The small number opposing tile plan of merger could easily be misinterpreted. A vote for the formulation of a plan of merger is not necessarily a vote for merger. Several delegates voted for the proposal to formulate a plan of merger, even though they are known to oppose merger. One can safely suggest that the opposition to merger is much larger than the vote for a plan would seem to indicate. One hundred sixteen ministers from Michigan, Indiana, Illinois and Wisconsin have signed a declaration opposing merger. Though this declaration is now a year old, none of them has indicated a change of opinion.

If a plan of union should be presented in 1967, and if it should be approved by General Synod, it would then be sent to the classes for approval. Two-thirds of the classes must approve the plan, or it will fail of adoption. The classes defeated the merger proposal with the old United Presbyterian Church in the late 1940’s. If merger is to be defeated, it will be at the classical level again.
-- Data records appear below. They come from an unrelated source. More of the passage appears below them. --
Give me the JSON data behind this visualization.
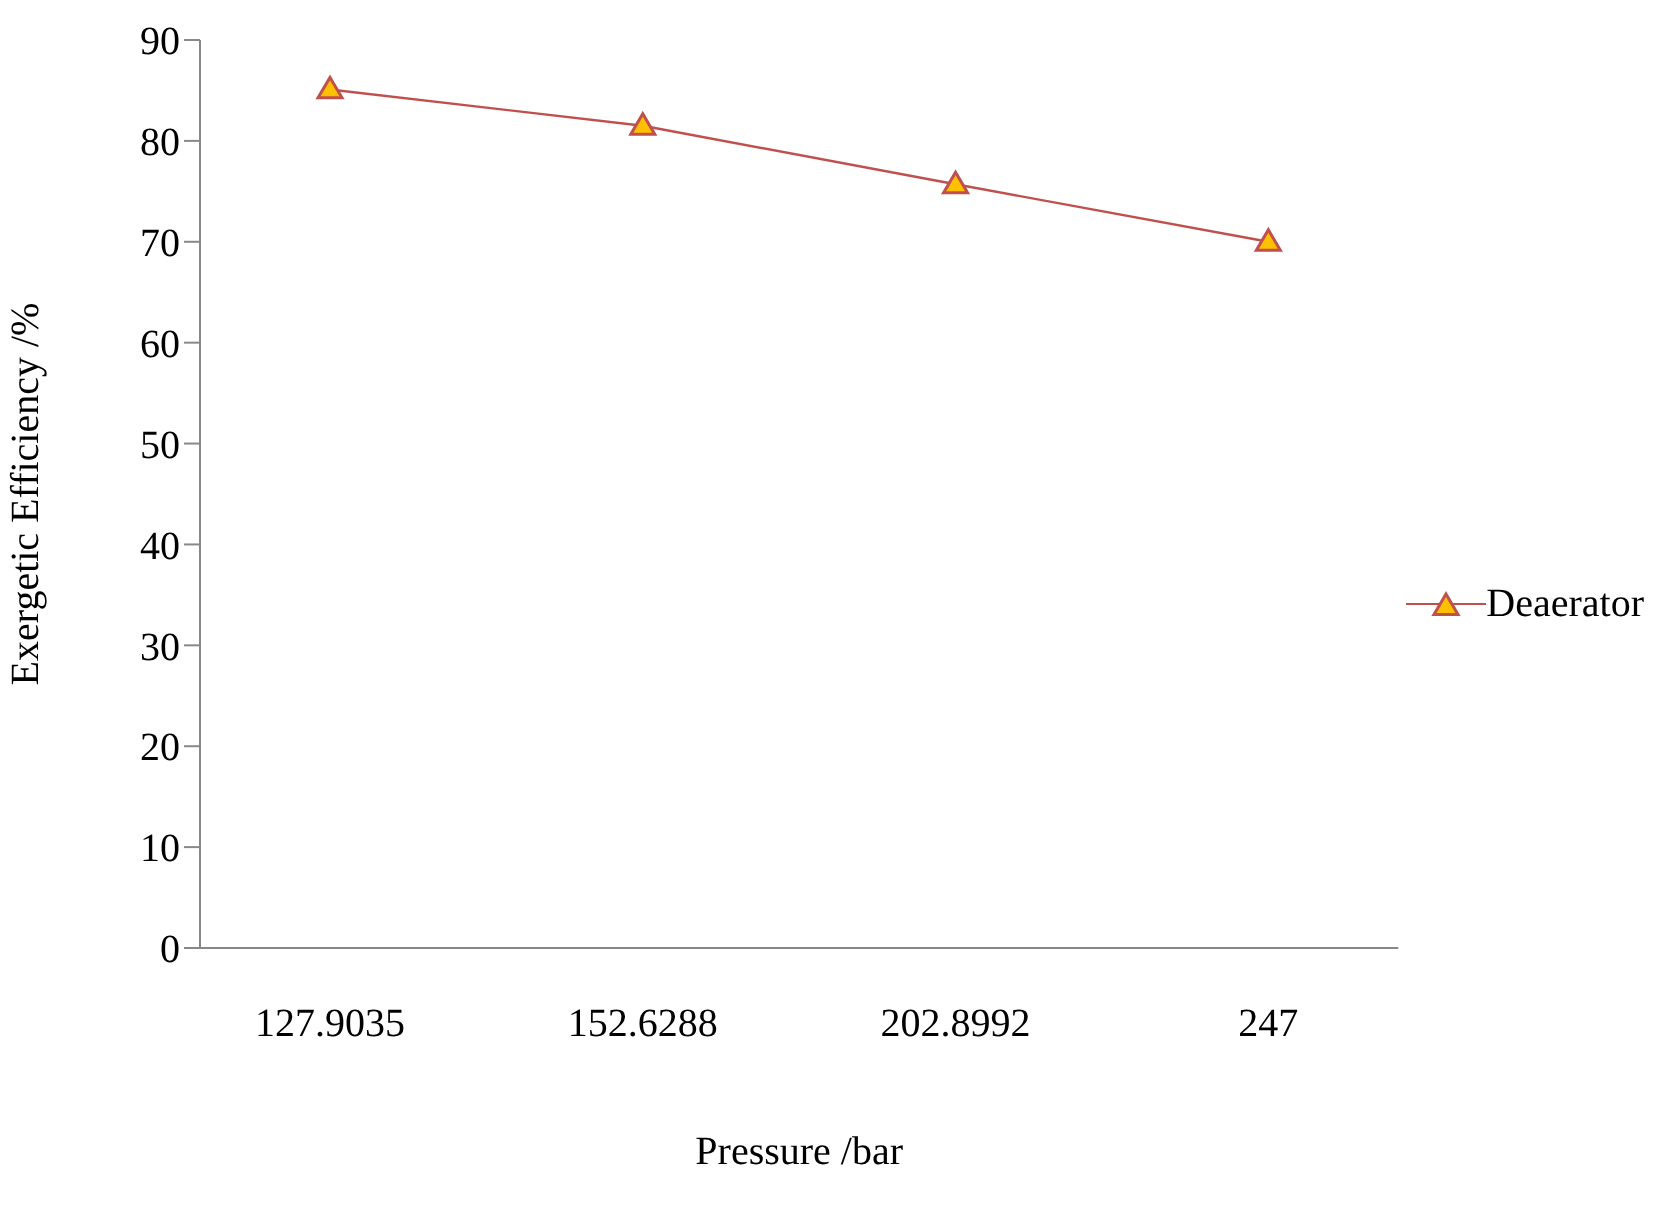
{
  "chart_data": {
    "type": "line",
    "xlabel": "Pressure /bar",
    "ylabel": "Exergetic Efficiency /%",
    "categories": [
      "127.9035",
      "152.6288",
      "202.8992",
      "247"
    ],
    "series": [
      {
        "name": "Deaerator",
        "color": "#c0504d",
        "values": [
          85.1,
          81.5,
          75.7,
          70.0
        ]
      }
    ],
    "ylim": [
      0,
      90
    ],
    "yticks": [
      0,
      10,
      20,
      30,
      40,
      50,
      60,
      70,
      80,
      90
    ],
    "grid": false,
    "legend": "right",
    "marker": "triangle",
    "line_style": "solid"
  }
}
The ordination of women to the offices of elder and deacon was approved by Synod. In prior years overtures had come to Synod asking for the ordination of women and were defeated. The present overture simply asked for the deletion of the word “male” from the constitutional requirements for these offices. Interestingly, the action of Synod does not apply to ordination to the ministry. Requirements for ordination to the ministry are spelled out in another section of the constitution. Those who opposed ordination of women wanted to speak to both issues because of their close relationship to each other, but such discussion was ruled out on the technicality that only one section of the constitution was being altered.
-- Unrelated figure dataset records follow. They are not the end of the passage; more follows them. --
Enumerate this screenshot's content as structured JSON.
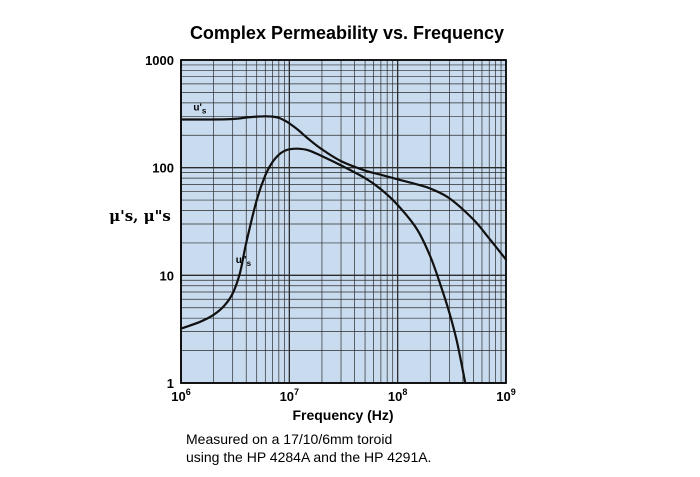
{
  "chart_data": {
    "type": "line",
    "title": "Complex Permeability vs. Frequency",
    "xlabel": "Frequency (Hz)",
    "ylabel": "μ's, μ\"s",
    "xscale": "log",
    "yscale": "log",
    "xlim": [
      1000000,
      1000000000
    ],
    "ylim": [
      1,
      1000
    ],
    "grid": true,
    "x_ticks": [
      {
        "value": 1000000,
        "base": "10",
        "exp": "6"
      },
      {
        "value": 10000000,
        "base": "10",
        "exp": "7"
      },
      {
        "value": 100000000,
        "base": "10",
        "exp": "8"
      },
      {
        "value": 1000000000,
        "base": "10",
        "exp": "9"
      }
    ],
    "y_ticks": [
      {
        "value": 1,
        "label": "1"
      },
      {
        "value": 10,
        "label": "10"
      },
      {
        "value": 100,
        "label": "100"
      },
      {
        "value": 1000,
        "label": "1000"
      }
    ],
    "colors": {
      "plot_bg": "#c9dcef",
      "grid": "#2b2b2b",
      "line": "#111111"
    },
    "series": [
      {
        "name": "μ's",
        "label_base": "u'",
        "label_sub": "s",
        "label_at": {
          "x": 1300000,
          "y": 340
        },
        "x": [
          1000000,
          1500000,
          2000000,
          2500000,
          3000000,
          3500000,
          4000000,
          5000000,
          6000000,
          7000000,
          8000000,
          9000000,
          10000000,
          12000000,
          15000000,
          20000000,
          30000000,
          50000000,
          70000000,
          100000000,
          150000000,
          200000000,
          300000000,
          500000000,
          700000000,
          1000000000
        ],
        "values": [
          280,
          280,
          280,
          281,
          283,
          287,
          292,
          298,
          300,
          298,
          290,
          275,
          258,
          225,
          185,
          148,
          115,
          94,
          86,
          78,
          70,
          64,
          52,
          33,
          22,
          14
        ]
      },
      {
        "name": "μ\"s",
        "label_base": "u\"",
        "label_sub": "s",
        "label_at": {
          "x": 3200000,
          "y": 13
        },
        "x": [
          1000000,
          1500000,
          2000000,
          2500000,
          3000000,
          3500000,
          4000000,
          5000000,
          6000000,
          7000000,
          8000000,
          9000000,
          10000000,
          12000000,
          15000000,
          20000000,
          30000000,
          50000000,
          70000000,
          100000000,
          150000000,
          200000000,
          250000000,
          300000000,
          350000000,
          400000000,
          420000000
        ],
        "values": [
          3.2,
          3.7,
          4.3,
          5.2,
          6.8,
          10.5,
          20,
          50,
          85,
          113,
          132,
          143,
          148,
          150,
          145,
          128,
          105,
          80,
          63,
          45,
          27,
          15,
          8,
          4.5,
          2.5,
          1.3,
          1
        ]
      }
    ]
  },
  "note": {
    "line1": "Measured on a 17/10/6mm toroid",
    "line2": "using the HP 4284A and the HP 4291A."
  }
}
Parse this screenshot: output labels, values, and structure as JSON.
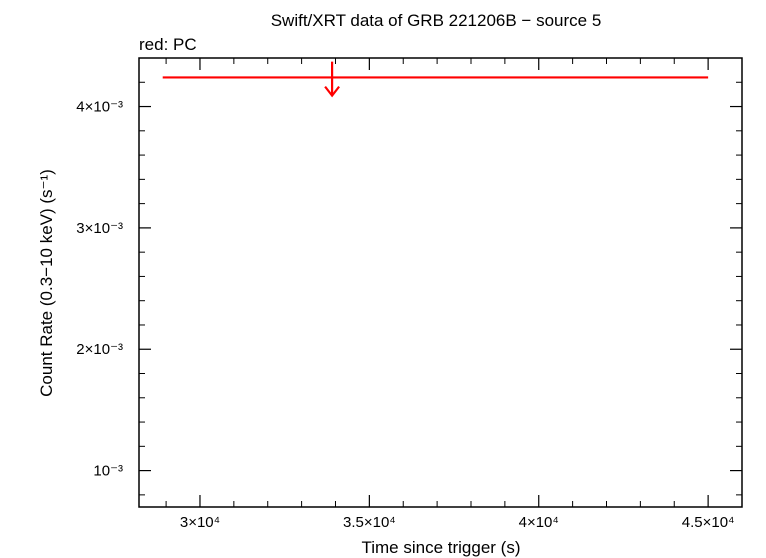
{
  "chart_data": {
    "type": "scatter",
    "title": "Swift/XRT data of GRB 221206B − source 5",
    "subtitle": "red: PC",
    "xlabel": "Time since trigger (s)",
    "ylabel": "Count Rate (0.3−10 keV) (s⁻¹)",
    "xlim": [
      28200,
      46000
    ],
    "ylim": [
      0.0007,
      0.0044
    ],
    "x_ticks": [
      {
        "value": 30000,
        "label": "3×10⁴"
      },
      {
        "value": 35000,
        "label": "3.5×10⁴"
      },
      {
        "value": 40000,
        "label": "4×10⁴"
      },
      {
        "value": 45000,
        "label": "4.5×10⁴"
      }
    ],
    "y_ticks": [
      {
        "value": 0.001,
        "label": "10⁻³"
      },
      {
        "value": 0.002,
        "label": "2×10⁻³"
      },
      {
        "value": 0.003,
        "label": "3×10⁻³"
      },
      {
        "value": 0.004,
        "label": "4×10⁻³"
      }
    ],
    "grid": false,
    "series": [
      {
        "name": "PC",
        "color": "#ff0000",
        "points": [
          {
            "x": 33900,
            "x_err_low": 5000,
            "x_err_high": 11100,
            "y": 0.00424,
            "upper_limit": true
          }
        ]
      }
    ]
  }
}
The vote was taken by acclamation, and, therefore, could not be counted as in the case of merger. One may suspect that the vole was approximately two to one, since this is how the vote divided on most questions facing the Synod. Again, however, the issue must be referred to the classes, and approval of two-thirds of the classes is necessary to a constitutional change.
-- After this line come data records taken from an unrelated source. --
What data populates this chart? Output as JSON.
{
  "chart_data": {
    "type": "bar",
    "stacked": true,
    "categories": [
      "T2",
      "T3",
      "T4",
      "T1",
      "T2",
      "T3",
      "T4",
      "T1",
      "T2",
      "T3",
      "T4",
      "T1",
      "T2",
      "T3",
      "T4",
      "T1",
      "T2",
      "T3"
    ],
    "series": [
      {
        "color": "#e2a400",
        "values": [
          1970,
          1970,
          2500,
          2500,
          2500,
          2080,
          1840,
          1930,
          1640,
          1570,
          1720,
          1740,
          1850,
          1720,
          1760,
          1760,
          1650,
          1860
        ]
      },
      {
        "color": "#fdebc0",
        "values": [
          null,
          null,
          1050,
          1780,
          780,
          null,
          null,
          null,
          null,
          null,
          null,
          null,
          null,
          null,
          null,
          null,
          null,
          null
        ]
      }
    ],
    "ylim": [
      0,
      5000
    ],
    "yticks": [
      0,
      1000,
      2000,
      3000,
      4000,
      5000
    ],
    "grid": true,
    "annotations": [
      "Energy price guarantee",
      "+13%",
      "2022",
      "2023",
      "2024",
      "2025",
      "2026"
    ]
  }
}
Significantly, only one delegate, an elder from Canada, spoke to the biblical-theological significance of the change. He made an incisive speech, beginning with creation and man as an office-bearer and continuing through the biblical evidence. A professor of theology replied that the matter had been studied by two other professors, “trusted servants of the church,” and they had found no biblical grounds prohibiting the ordination of women. This was one of the few occasions when many of the delegates felt that one of their number had been treated somewhat unfairly on the floor of Synod.

On only one issue did the Synod drastically reverse the action of a reporting committee. The report of the Social Action Committee probably received more opposition than any other, and at one point Synod took a stand contrary to that of the report. This was on Viet Nam. The Social Action Committee proposed a stand that would, in effect, call upon the United States to withdraw her troops and negotiate with the Communists. Synod, instead, sent a letter commending President Johnson for his strong stand in Viet Nam.